Einen essentiellen Bestandteil der Veranstaltung bildete wie immer der Gegenwartsbezug, der durch die „Stimme der Jugend“ zum Ausdruck gebracht wurde. Es sprachen Jugendliche der Höheren Bundeslehranstalt für Wirtschaft und Mode Klagenfurt unter der Leitung der Professorinnen Ilse Geson-Gombos und Heidi Cas-Brunner.
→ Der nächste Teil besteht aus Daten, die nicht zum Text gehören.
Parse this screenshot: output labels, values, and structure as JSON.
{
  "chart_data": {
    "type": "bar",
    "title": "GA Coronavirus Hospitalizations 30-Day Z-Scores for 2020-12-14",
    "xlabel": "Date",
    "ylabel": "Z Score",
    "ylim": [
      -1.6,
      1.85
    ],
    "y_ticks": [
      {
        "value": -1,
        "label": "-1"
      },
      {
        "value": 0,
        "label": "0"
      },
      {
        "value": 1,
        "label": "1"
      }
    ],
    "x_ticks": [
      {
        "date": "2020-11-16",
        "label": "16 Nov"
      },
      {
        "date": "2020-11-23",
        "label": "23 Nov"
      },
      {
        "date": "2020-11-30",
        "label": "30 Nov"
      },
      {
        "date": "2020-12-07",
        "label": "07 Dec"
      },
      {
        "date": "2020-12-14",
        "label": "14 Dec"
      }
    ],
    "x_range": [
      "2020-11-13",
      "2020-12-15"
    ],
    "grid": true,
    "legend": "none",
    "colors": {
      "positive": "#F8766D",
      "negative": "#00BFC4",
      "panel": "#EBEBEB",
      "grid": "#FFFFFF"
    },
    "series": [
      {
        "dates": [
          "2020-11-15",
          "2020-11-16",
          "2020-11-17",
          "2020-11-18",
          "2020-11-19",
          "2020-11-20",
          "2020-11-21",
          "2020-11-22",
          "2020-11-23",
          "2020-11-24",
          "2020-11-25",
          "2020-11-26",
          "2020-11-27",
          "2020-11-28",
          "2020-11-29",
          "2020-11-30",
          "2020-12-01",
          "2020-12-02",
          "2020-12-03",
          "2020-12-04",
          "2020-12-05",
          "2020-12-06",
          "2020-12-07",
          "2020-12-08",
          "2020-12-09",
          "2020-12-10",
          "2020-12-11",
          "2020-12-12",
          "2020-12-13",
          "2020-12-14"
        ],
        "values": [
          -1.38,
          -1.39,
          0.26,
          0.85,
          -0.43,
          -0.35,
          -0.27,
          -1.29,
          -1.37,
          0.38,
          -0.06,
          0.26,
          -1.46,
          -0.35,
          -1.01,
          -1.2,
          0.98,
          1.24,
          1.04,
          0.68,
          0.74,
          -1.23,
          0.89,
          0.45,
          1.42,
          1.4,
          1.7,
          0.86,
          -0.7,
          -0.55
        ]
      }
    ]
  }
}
Laher: Misstraut einfachen Lösungen

Die Gedenkrede hielt der Schriftsteller Schriftsteller Ludwig Laher. „Erinnern ist ein Lebensmittel, das nicht allen schmeckt, aber es stärkt die Abwehrkräfte. Tun wir etwas für unser Immunsystem“, so Laher. Es gebe heute sehr viele Zeichen an der Wand, strukturelle Entwicklungen und Tabubrüche am laufenden Band. „Der dumpfe Nationalismus ist ein ebenso wirksames wie gefährliches Ablenkungsmanöver“, sagte der Schriftsteller und kritisierte viele „Botschaften“ die vermehrt aus der Österreichischen Bundesregierung kommen würden. „Die Toten mahnen uns, erzieht die Kinder zu selbständigen Menschen, die Zusammenhänge verstehen und misstraut einfachen Lösungen, denn das Zusammenleben ist nun einmal kompliziert“, forderte Laher. Es sei noch nie so herausfordernd gewesen, sich der „res publica“ anzunehmen: „Daher freut es mich ganz besonders, heute gemeinsam mit Landeshauptmann Kaiser das Wort ergreifen zu dürfen.“

Zahlreiche Ehrengäste

Für den ungemein stimmigen musikalischen Rahmen sorgte der Frauenchor und das Bläserensemble des BRG Viktring unter der Leitung von Julietta Fink. Internationale und österreichische Delegationen, viele Vertreter von NS-Opferverbänden nahmen am Gedenken teil. Unter den Ehrengästen waren Nationalrätin Angelika Kuss-Bergner, Militärkommandant Walter Gitschtaler, Sicherheitsdirektor Helmut Mayer, der slowenische Generalkonsul Milan Predan, Domdekan Prälat Michael Kristof, Superintendent Manfred Sauer, Caritas-Direktor Josef Marketz und Valentin Inzko, Hoher Repräsentant für Bosnien und Herzegowina.